Joseph Fouché, miniature sur ivoire, par Jean-Baptiste Sambat
1- Présentation de l'ouvrage
Si les livres sont nombreux qui font référence à Joseph Fouché et si de nombreux historiens se sont intéressés à lui, c'est bien sûr qu'il a connu un parcours singulier et une grande longévité à une époque particulièrement dangereuse pour les hommes politiques.
Il essaiera toujours de se rapprocher du pouvoir, pour « vouloir être de tout » comme le déclarera un jour Napoléon Ier. Cette soif de pouvoir lui jouera des tours par son comportement extrémiste pendant la Terreur à Nevers et à Lyon qu'il traînera toujours comme un boulet ou les deux disgrâces qu'il subira sous l'Empire comme ministre de la police.
Sa science de l'intrigue lui permettra souvent de revenir au premier plan, pendant les Cent-Jours [1] par exemple, il multiplia les manœuvres, devenant pour un temps le ministre de la police de Louis XVIII.

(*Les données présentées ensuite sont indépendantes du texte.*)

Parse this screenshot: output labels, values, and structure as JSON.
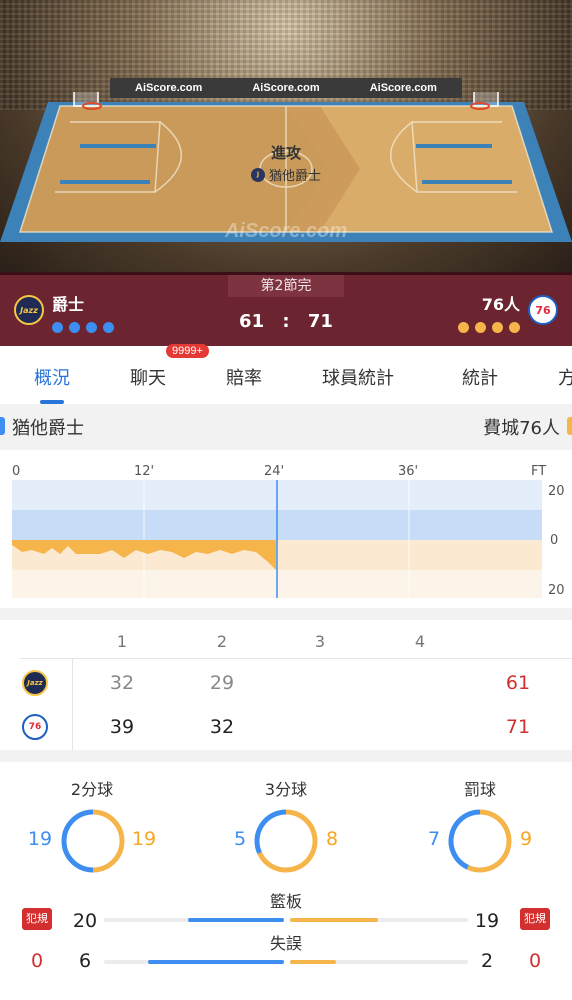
{
  "court": {
    "ads": [
      "AiScore.com",
      "AiScore.com",
      "AiScore.com"
    ],
    "possession_title": "進攻",
    "possession_team": "猶他爵士",
    "watermark": "AiScore.com"
  },
  "scoreboard": {
    "period": "第2節完",
    "home_name": "爵士",
    "away_name": "76人",
    "home_score": "61",
    "separator": ":",
    "away_score": "71",
    "home_timeouts_remaining": 4,
    "away_timeouts_remaining": 4,
    "home_logo_text": "Jazz",
    "away_logo_text": "76"
  },
  "tabs": [
    {
      "label": "概況",
      "active": true
    },
    {
      "label": "聊天",
      "badge": "9999+"
    },
    {
      "label": "賠率"
    },
    {
      "label": "球員統計"
    },
    {
      "label": "統計"
    },
    {
      "label": "方"
    }
  ],
  "momentum": {
    "home_team": "猶他爵士",
    "away_team": "費城76人",
    "x_ticks": [
      "0",
      "12'",
      "24'",
      "36'",
      "FT"
    ],
    "y_ticks": [
      "20",
      "0",
      "20"
    ],
    "current_marker": "24'"
  },
  "quarters": {
    "headers": [
      "1",
      "2",
      "3",
      "4"
    ],
    "home": {
      "q": [
        "32",
        "29",
        "",
        ""
      ],
      "total": "61"
    },
    "away": {
      "q": [
        "39",
        "32",
        "",
        ""
      ],
      "total": "71"
    }
  },
  "stats": {
    "two_pt": {
      "label": "2分球",
      "home": "19",
      "away": "19"
    },
    "three_pt": {
      "label": "3分球",
      "home": "5",
      "away": "8"
    },
    "free_throw": {
      "label": "罰球",
      "home": "7",
      "away": "9"
    },
    "foul_label": "犯規",
    "home_fouls": "0",
    "away_fouls": "0",
    "rebounds": {
      "label": "籃板",
      "home": "20",
      "away": "19"
    },
    "turnovers": {
      "label": "失誤",
      "home": "6",
      "away": "2"
    }
  },
  "colors": {
    "home": "#3d8ef0",
    "away": "#f5b54a",
    "accent": "#2874d8",
    "scoreboard": "#6b2430"
  }
}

Dans cet ouvrage, Jean Tulard s'attache plus à présenter une histoire de la police entre 1793 et 1815 qu'à cerner la personnalité de Joseph Fouché.
L'homme Fouché
Joseph Fouché :
Le portrait que dressent de lui ses contemporains n'est pas flatteur : « Visage émacié, teint pâle, lèvres minces, paupières lourdes masquant un regard volontairement éteint, tel apparaît Joseph Fouché » (page 7). Son caractère est aussi présenté comme particulier : « Charles Nodier souligne son impassibilité et sa parfaite maîtrise [2] . » Pourtant un homme comme Balzac a dit beaucoup de bien de lui et s'en est largement inspiré, c'est par exemple Contenson le policier de Splendeurs et misères des courtisanes ou Fromenteau dans Les Comédiens sans le savoir. Il est aussi vrai que le mythe du grand policier retors s'en est mêlé. Napoléon dans Le Mémorial de Sainte-Hélène lui donne le rôle du traître et Victorien Sardou dans Madame sans gêne en fait une espèce de Scapin. (page14) [3]

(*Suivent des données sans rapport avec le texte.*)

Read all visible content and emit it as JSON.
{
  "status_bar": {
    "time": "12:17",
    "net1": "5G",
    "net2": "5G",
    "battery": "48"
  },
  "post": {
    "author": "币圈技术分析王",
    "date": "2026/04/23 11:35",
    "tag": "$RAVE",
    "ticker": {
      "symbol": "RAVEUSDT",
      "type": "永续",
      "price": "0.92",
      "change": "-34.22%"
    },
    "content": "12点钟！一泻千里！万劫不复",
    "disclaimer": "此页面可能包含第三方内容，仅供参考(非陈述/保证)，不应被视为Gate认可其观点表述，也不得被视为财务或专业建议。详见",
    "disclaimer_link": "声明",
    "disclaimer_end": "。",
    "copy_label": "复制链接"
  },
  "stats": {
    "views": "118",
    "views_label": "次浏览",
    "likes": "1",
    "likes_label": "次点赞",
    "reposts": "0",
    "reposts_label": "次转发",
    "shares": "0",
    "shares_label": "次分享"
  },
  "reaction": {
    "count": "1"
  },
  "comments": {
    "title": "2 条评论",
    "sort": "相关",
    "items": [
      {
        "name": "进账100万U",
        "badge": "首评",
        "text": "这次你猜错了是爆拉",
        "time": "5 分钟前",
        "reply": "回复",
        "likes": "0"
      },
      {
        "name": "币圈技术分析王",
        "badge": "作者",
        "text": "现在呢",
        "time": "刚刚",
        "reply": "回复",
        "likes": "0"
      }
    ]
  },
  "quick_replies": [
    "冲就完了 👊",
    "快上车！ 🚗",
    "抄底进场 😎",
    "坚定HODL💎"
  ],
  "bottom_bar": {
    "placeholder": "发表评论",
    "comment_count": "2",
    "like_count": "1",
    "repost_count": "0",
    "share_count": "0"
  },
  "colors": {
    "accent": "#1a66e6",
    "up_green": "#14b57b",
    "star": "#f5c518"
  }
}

De quoi largement brouiller une image qui était déjà difficile à cerner. [4]
L'historien Jean Tulard
2- Description des chapitres
21- De l'oratorien à l'ambassadeur
Joseph Fouché naît dans la commune du Pellerin à quelques lieues de Nantes le 21 mai 1759. En novembre 1781 à la fin de ses études, il entre à l'Oratoire de Paris. « Il était déjà tonsuré, ayant reçu les ordres mineurs. » [5] Entre 1780 et 1789 il professe à l'Oratoire avec de futurs conventionnels comme Billaud-Varennes, Lebon ou Daunou.

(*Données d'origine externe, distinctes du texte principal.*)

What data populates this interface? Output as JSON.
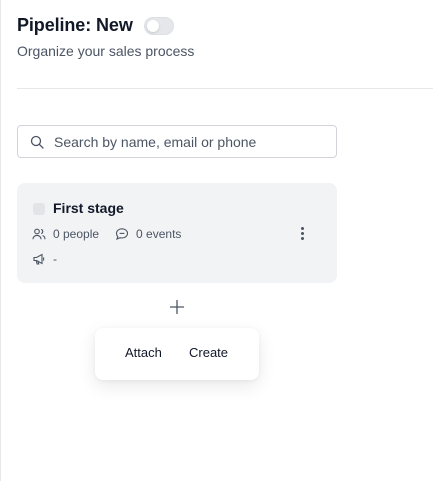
{
  "header": {
    "title": "Pipeline: New",
    "subtitle": "Organize your sales process",
    "toggle_on": false
  },
  "search": {
    "placeholder": "Search by name, email or phone",
    "value": ""
  },
  "stage": {
    "name": "First stage",
    "people": "0 people",
    "events": "0 events",
    "source": "-"
  },
  "add_menu": {
    "attach_label": "Attach",
    "create_label": "Create"
  },
  "icons": {
    "search": "search-icon",
    "people": "people-icon",
    "events": "chat-bubble-icon",
    "source": "megaphone-icon",
    "more": "more-vertical-icon",
    "add": "plus-icon"
  },
  "colors": {
    "card_bg": "#f2f3f5",
    "text_primary": "#111827",
    "text_secondary": "#4b5563",
    "divider": "#e5e7eb"
  }
}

À Arras, Fouché se lie avec Robespierre qui lui présente sa sœur Charlotte avec qui il a une relation amoureuse sans suite. Fouché prête même de l'argent à Robespierre, nouvel élu aux États généraux. Ainsi serait née la rivalité entre les deux hommes, un contentieux datant de l'époque d'Arras. Revenu à Nantes, il préside le Club des Amis de la Constitution, se marie avec une jeune bourgeoise fort laide Bonne-Jeanne Coiquaud et finit par se faire élire à La Convention comme modéré, ce qui ne fut du goût de Robespierre. En ces premiers combats entre Girondins et Montagnards, Fouché penche pour ces derniers et prend une grave décision lourde de conséquences, qui le poursuivra toute sa vie : voter la mort du roi, devenir régicide. De l'épreuve de force engagée entre la Convention et la Commune, celle-ci en sort vainqueur, le régime se radicalise et Fouché aussi.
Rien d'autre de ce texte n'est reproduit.